16 Ekim 2012 Salı

Yönetmenim canım benim: Luis Buñuel





83 yıllık ömrüne, sinefillerin kolay kolay unutamayacağı filmlerle ölümsüzlük katan Luis Buñuel, sinema dünyasının ayrıksı yüzlerinden biri.

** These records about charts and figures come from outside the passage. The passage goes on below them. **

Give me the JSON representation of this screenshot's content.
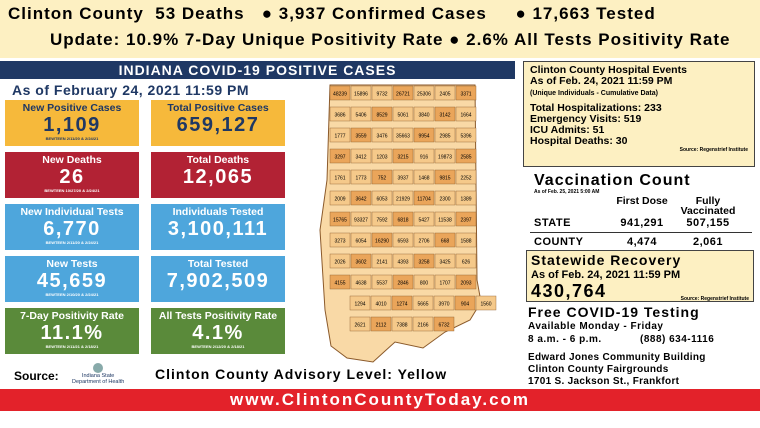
{
  "header": {
    "line1": [
      "Clinton County",
      "53 Deaths",
      "● 3,937 Confirmed Cases",
      "● 17,663 Tested"
    ],
    "line2": "Update: 10.9% 7-Day Unique Positivity Rate ● 2.6% All Tests Positivity Rate"
  },
  "banner": "INDIANA COVID-19 POSITIVE CASES",
  "as_of": "As of February 24, 2021 11:59 PM",
  "tiles": [
    {
      "label": "New Positive Cases",
      "value": "1,109",
      "note": "BEWTEEN 2/11/20 & 2/24/21"
    },
    {
      "label": "Total Positive Cases",
      "value": "659,127"
    },
    {
      "label": "New Deaths",
      "value": "26",
      "note": "BEWTEEN 10/27/20 & 2/24/21"
    },
    {
      "label": "Total Deaths",
      "value": "12,065"
    },
    {
      "label": "New Individual Tests",
      "value": "6,770",
      "note": "BEWTEEN 2/11/20 & 2/24/21"
    },
    {
      "label": "Individuals Tested",
      "value": "3,100,111"
    },
    {
      "label": "New Tests",
      "value": "45,659",
      "note": "BEWTEEN 2/10/20 & 2/24/21"
    },
    {
      "label": "Total Tested",
      "value": "7,902,509"
    },
    {
      "label": "7-Day Positivity Rate",
      "value": "11.1%",
      "note": "BEWTEEN 2/11/21 & 2/18/21"
    },
    {
      "label": "All Tests Positivity Rate",
      "value": "4.1%",
      "note": "BEWTEEN 2/12/20 & 2/18/21"
    }
  ],
  "source": "Source:",
  "logo": [
    "Indiana State",
    "Department of Health"
  ],
  "advisory": "Clinton County Advisory Level: Yellow",
  "footer": "www.ClintonCountyToday.com",
  "map": {
    "counties": [
      "48239",
      "15896",
      "9732",
      "26721",
      "25306",
      "2405",
      "3371",
      "3686",
      "5406",
      "8529",
      "5061",
      "3840",
      "3142",
      "1664",
      "1777",
      "3559",
      "3476",
      "35663",
      "9954",
      "2985",
      "5396",
      "3297",
      "3412",
      "1203",
      "3215",
      "916",
      "19873",
      "2585",
      "1761",
      "1773",
      "752",
      "3937",
      "1468",
      "9815",
      "2252",
      "2009",
      "3642",
      "6053",
      "21929",
      "11704",
      "2300",
      "1389",
      "15765",
      "93327",
      "7592",
      "6818",
      "5427",
      "11538",
      "2397",
      "3273",
      "6054",
      "16290",
      "6593",
      "2706",
      "668",
      "1588",
      "2026",
      "3602",
      "2141",
      "4393",
      "3258",
      "3425",
      "626",
      "4155",
      "4638",
      "5537",
      "2846",
      "800",
      "1707",
      "2093",
      "1294",
      "4010",
      "1274",
      "5665",
      "3970",
      "904",
      "1560",
      "2621",
      "2112",
      "7388",
      "2166",
      "6732"
    ]
  },
  "hospital": {
    "title": [
      "Clinton County Hospital Events",
      "As of Feb. 24, 2021 11:59 PM"
    ],
    "sub": "(Unique Individuals - Cumulative Data)",
    "items": [
      "Total Hospitalizations: 233",
      "Emergency Visits: 519",
      "ICU Admits: 51",
      "Hospital Deaths: 30"
    ],
    "source": "Source: Regenstrief Institute"
  },
  "vaccination": {
    "title": "Vaccination Count",
    "as_of": "As of Feb. 25, 2021 5:00 AM",
    "columns": [
      "First Dose",
      "Fully Vaccinated"
    ],
    "rows": [
      [
        "STATE",
        "941,291",
        "507,155"
      ],
      [
        "COUNTY",
        "4,474",
        "2,061"
      ]
    ]
  },
  "recovery": {
    "title": "Statewide Recovery",
    "as_of": "As of Feb. 24, 2021 11:59 PM",
    "value": "430,764",
    "source": "Source: Regenstrief Institute"
  },
  "testing": {
    "title": "Free COVID-19 Testing",
    "lines": [
      "Available Monday - Friday",
      "8 a.m. - 6 p.m.",
      "(888) 634-1116"
    ],
    "location": [
      "Edward Jones Community Building",
      "Clinton County Fairgrounds",
      "1701 S. Jackson St., Frankfort"
    ]
  }
}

Arkadaşı ünlü ressam Salvador Dali ile birlikte senaryosunu yazdığı Endülüs Köpeği (Un Chien Andalou, 1929) adlı kısa filmle yönetmenliğe başlayan Buñuel, filmlerini hem yazan hem yöneten hem de kimi zaman ekranda görünen bir sanatçı. Gerçeküstücülük akımıyla anılan adının etkisi, onun filmlerinde eleştiri oklarını yönelttiği kesim veya kavramlara dair incelikli söylemleriyle beslenerek günümüzde hâlâ sinemaseverler arasında  artarak devam ediyor.

İşte Luis Buñuel’den  Burjuvazinin Gizli Çekiciliği (Le Charme Discret de La Bourgeoisie, 1972), özellikle ahlâk, erdem gibi temaların ikiyüzlülüğünün sınandığı Gündüz Güzeli (Belle de Jour, 1967) ve Arzunun Şu Karanlık Nesnesi (Cet Obscur Objet du Désir, 1977)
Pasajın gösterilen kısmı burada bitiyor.